Clusters are considered testable when they pass the coverage, intron-use, group-size, and cluster-size filters and the model fit succeeds. Non-testable clusters are kept in the output with the reason in the status column.

tealeaf_ggsashimi

usage: tealeaf-ggsashimi [--intron INTRON] [--exon EXON]
                         [--strand_info STRAND_INFO]
                         [--data_type DATA_TYPE] [--normalized NORMALIZED]
                         [--aggregation AGGREGATION]
                         -c COORDINATES -g GTF
                         [-o OUT_PREFIX] [-S OUT_STRAND]
                         [-M MIN_COVERAGE] [-j JUNCTIONS_BED]
                         [-s STRAND] [--shrink] [-A AGGR]
                         [--alpha ALPHA] [-P PALETTE]
                         [--fix-y-scale] [--height HEIGHT]
                         [--ann-height ANN_HEIGHT] [--width WIDTH]
                         [--base-size BASE_SIZE]
                         [-F OUT_FORMAT] [-R OUT_RESOLUTION]
                         [--debug-info]

tealeaf-ggsashimi creates sashimi plots from Tealeaf intron and exon count tables for a selected genomic region. It is adapted from ggsashimi and uses Tealeaf count outputs directly instead of BAM files.

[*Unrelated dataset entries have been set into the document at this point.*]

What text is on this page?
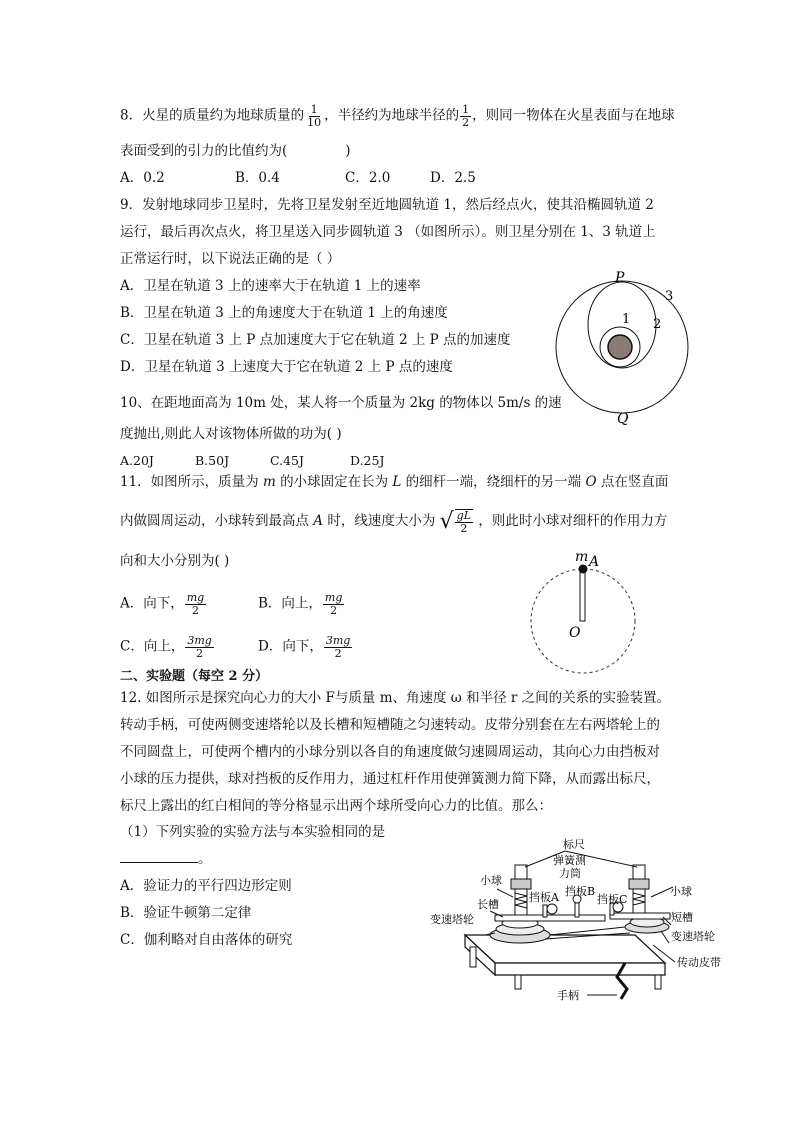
8．火星的质量约为地球质量的 $\frac{1}{10}$ ，半径约为地球半径的 $\frac{1}{2}$ ，则同一物体在火星表面与在地球
表面受到的引力的比值约为(	)
A．0.2	B．0.4	C．2.0	D．2.5
9．发射地球同步卫星时，先将卫星发射至近地圆轨道 1，然后经点火，使其沿椭圆轨道 2
运行，最后再次点火，将卫星送入同步圆轨道 3 （如图所示）。则卫星分别在 1、3 轨道上
正常运行时，以下说法正确的是（ ）
A．卫星在轨道 3 上的速率大于在轨道 1 上的速率
B．卫星在轨道 3 上的角速度大于在轨道 1 上的角速度
C．卫星在轨道 3 上 P 点加速度大于它在轨道 2 上 P 点的加速度
D．卫星在轨道 3 上速度大于它在轨道 2 上 P 点的速度
P
Q
1 2
3
10、在距地面高为 10m 处，某人将一个质量为 2kg 的物体以 5m/s 的速
度抛出,则此人对该物体所做的功为( )
A.20J	B.50J	C.45J	D.25J
11．如图所示，质量为 m 的小球固定在长为 L 的细杆一端，绕细杆的另一端 O 点在竖直面
内做圆周运动，小球转到最高点 A 时，线速度大小为 √ $\frac{gL}{2}$ ，则此时小球对细杆的作用力方
向和大小分别为( )
A．向下， $\frac{mg}{2}$	B．向上， $\frac{mg}{2}$
C．向上， $\frac{3mg}{2}$	D．向下， $\frac{3mg}{2}$
m A
O
二、实验题（每空 2 分）
12. 如图所示是探究向心力的大小 F与质量 m、角速度 ω 和半径 r 之间的关系的实验装置。
转动手柄，可使两侧变速塔轮以及长槽和短槽随之匀速转动。皮带分别套在左右两塔轮上的
不同圆盘上，可使两个槽内的小球分别以各自的角速度做匀速圆周运动，其向心力由挡板对
小球的压力提供，球对挡板的反作用力，通过杠杆作用使弹簧测力简下降，从而露出标尺，
标尺上露出的红白相间的等分格显示出两个球所受向心力的比值。那么：
（1）下列实验的实验方法与本实验相同的是
。
A．验证力的平行四边形定则
B．验证牛顿第二定律
C．伽利略对自由落体的研究
标尺
弹簧测
力筒
小球
小球
挡板A 挡板B
挡板C
长槽
短槽
变速塔轮
变速塔轮
传动皮带
手柄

Required inputs for a normal Tealeaf plot:

  • --intron: Tealeaf intron count table.
  • --exon: Tealeaf exon count table.
  • --strand_info: intron-exon connectivity file from tealeaf_map_gen; used to assign strand information to introns and nearby exons.
  • -c, --coordinates: genomic interval to plot, in chr:start-end format.
  • -g, --gtf: annotation GTF file. Exon annotation is sufficient.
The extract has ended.